Разумеется, такое“ бинарное” устройство элементарных актов нашего мышления вовсе не навязывает нам “дихотомию” на любом его уровне. Уже самый человеческий мозг, использующий бинарный алфавит в своей работе, вовсе не является “цифровой вычислительной машиной”, как вообразили на заре кибернетики некоторые из её энтузиастов. Мозг должен быть чем-то несравненно бoльшим, чем любая мыслимая (во всяком случае, в настоящее время) вычислительная машина; и решения, от которых зависит наше поведение, безусловно принимаются не путём вычислений с двоичными знаками. Может быть, в мозгу есть случайные механизмы, и несомненно там есть техника сравнения “гештальтов”, какая и не снилась нашим специалистам по “распознаванию образов”. Используя случайную технику, делая случайные ходы и сравнивая свои рассуждения с опытом, учёный может достигнуть гораздо большего, чем с помощью дихотомических “определений” и “теорем”. Всё, что мы надёжно знаем об окружающих нас сложных системах и что мы повседневно используем – называется это наукой или нет, – люди познали таким путём. Но великий соблазн дихотомии всё ещё подстерегает мыслителя на каждом шагу; а не-мыслитель просто не способен ему сопротивляться.
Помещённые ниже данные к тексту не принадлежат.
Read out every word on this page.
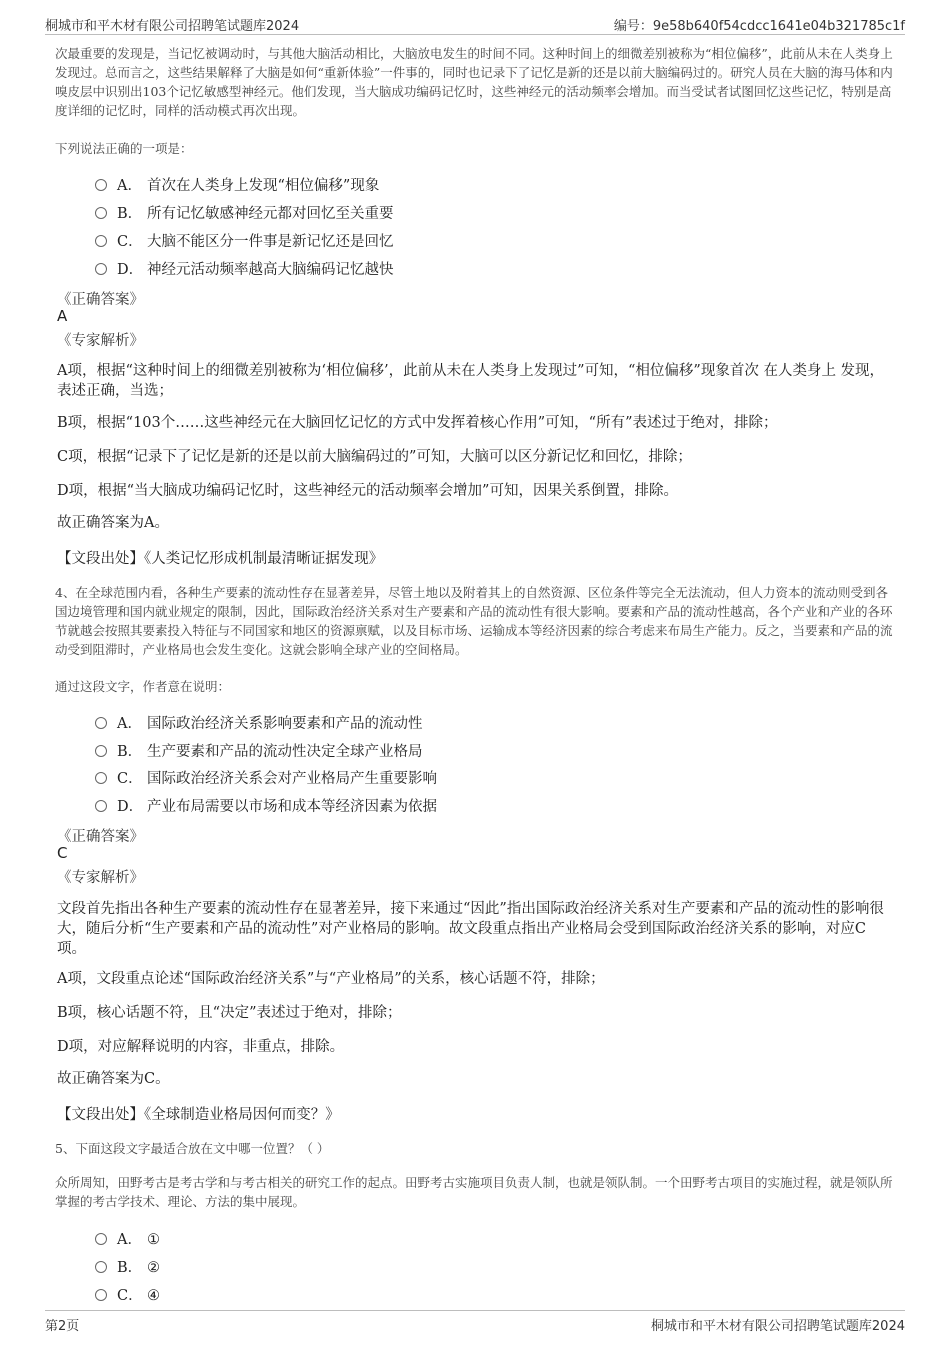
桐城市和平木材有限公司招聘笔试题库2024	编号：9e58b640f54cdcc1641e04b321785c1f
次最重要的发现是，当记忆被调动时，与其他大脑活动相比，大脑放电发生的时间不同。这种时间上的细微差别被称为“相位偏移”，此前从未在人类身上发现过。总而言之，这些结果解释了大脑是如何“重新体验”一件事的，同时也记录下了记忆是新的还是以前大脑编码过的。研究人员在大脑的海马体和内嗅皮层中识别出103个记忆敏感型神经元。他们发现，当大脑成功编码记忆时，这些神经元的活动频率会增加。而当受试者试图回忆这些记忆，特别是高度详细的记忆时，同样的活动模式再次出现。
下列说法正确的一项是：
A． 首次在人类身上发现“相位偏移”现象
B． 所有记忆敏感神经元都对回忆至关重要
C． 大脑不能区分一件事是新记忆还是回忆
D． 神经元活动频率越高大脑编码记忆越快
《正确答案》
A
《专家解析》
A项，根据“这种时间上的细微差别被称为‘相位偏移’，此前从未在人类身上发现过”可知，“相位偏移”现象首次 在人类身上 发现，表述正确，当选；
B项，根据“103个……这些神经元在大脑回忆记忆的方式中发挥着核心作用”可知，“所有”表述过于绝对，排除；
C项，根据“记录下了记忆是新的还是以前大脑编码过的”可知，大脑可以区分新记忆和回忆，排除；
D项，根据“当大脑成功编码记忆时，这些神经元的活动频率会增加”可知，因果关系倒置，排除。
故正确答案为A。
【文段出处】《人类记忆形成机制最清晰证据发现》
4、在全球范围内看，各种生产要素的流动性存在显著差异，尽管土地以及附着其上的自然资源、区位条件等完全无法流动，但人力资本的流动则受到各国边境管理和国内就业规定的限制，因此，国际政治经济关系对生产要素和产品的流动性有很大影响。要素和产品的流动性越高，各个产业和产业的各环节就越会按照其要素投入特征与不同国家和地区的资源禀赋，以及目标市场、运输成本等经济因素的综合考虑来布局生产能力。反之，当要素和产品的流动受到阻滞时，产业格局也会发生变化。这就会影响全球产业的空间格局。
通过这段文字，作者意在说明：
A． 国际政治经济关系影响要素和产品的流动性
B． 生产要素和产品的流动性决定全球产业格局
C． 国际政治经济关系会对产业格局产生重要影响
D． 产业布局需要以市场和成本等经济因素为依据
《正确答案》
C
《专家解析》
文段首先指出各种生产要素的流动性存在显著差异，接下来通过“因此”指出国际政治经济关系对生产要素和产品的流动性的影响很大，随后分析“生产要素和产品的流动性”对产业格局的影响。故文段重点指出产业格局会受到国际政治经济关系的影响，对应C项。
A项，文段重点论述“国际政治经济关系”与“产业格局”的关系，核心话题不符，排除；
B项，核心话题不符，且“决定”表述过于绝对，排除；
D项，对应解释说明的内容，非重点，排除。
故正确答案为C。
【文段出处】《全球制造业格局因何而变？》
5、下面这段文字最适合放在文中哪一位置？（ ）
众所周知，田野考古是考古学和与考古相关的研究工作的起点。田野考古实施项目负责人制，也就是领队制。一个田野考古项目的实施过程，就是领队所掌握的考古学技术、理论、方法的集中展现。
A． ①
B． ②
C． ④
第2页	桐城市和平木材有限公司招聘笔试题库2024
Началом этого соблазна была греческая геометрия. Это была первая настоящая наука – во всяком случае, первая теоретическая наука; и успехи её были столь блистательны, что вызвали у греческих мыслителей почти непреодолимые иллюзии. Им казалось, что и все другие предметы нашего опыта можно изучать more geometrico, на геометрический лад: надо только выделить основные понятия в виде аксиом и определений, а затем все вопросы можно формулировать в виде предположительных теорем, которые могут быть только истинны или ложны [10] . Иначе говоря, греческие мыслители – и прежде всего Платон – вообразили, будто можно открыть все законы мироздания и наилучшие законы человеческого общежития путём абстрактного рассуждения, не обращаясь к опыту. А рассуждение, в этом смысле, было дихотомично: формулировались вопросы и предполагалось, что все вопросы допускают, как в геометрии, ответ “да” или “нет”. Платон не скрывал, откуда произошёл его метод мышления: по преданию, в его Академию “не мог войти не знающий геометрии”. Пагубная самонадеянность Платона не только породила его поэтические диалоги; как показал Рассел, она перешла затем к отцам христианской церкви, определила стиль мышления средневековых схоластов и задержала научное исследование природы почти на две тысячи лет – чему были, впрочем, и другие причины.

10

Выражение more geometrico очевидная аллюзия к книге Спинозы “Ethica more geometrico demonstrate” (“Этика, доказанная геометрическим способом”; “геометрическим способом” означает здесь “так, как делается в геометрии”), представляющей собой самую известную попытку применения методов рассуждения, принятых в дедуктивных науках, к материалу, в принципе не поддающемуся формализации. Древнегреческие мыслители, насколько мне известно, таких попыток не предпринимали. Однако этот вопрос не имеет, как мне представляется, прямого отношения к анализу книги Хайека.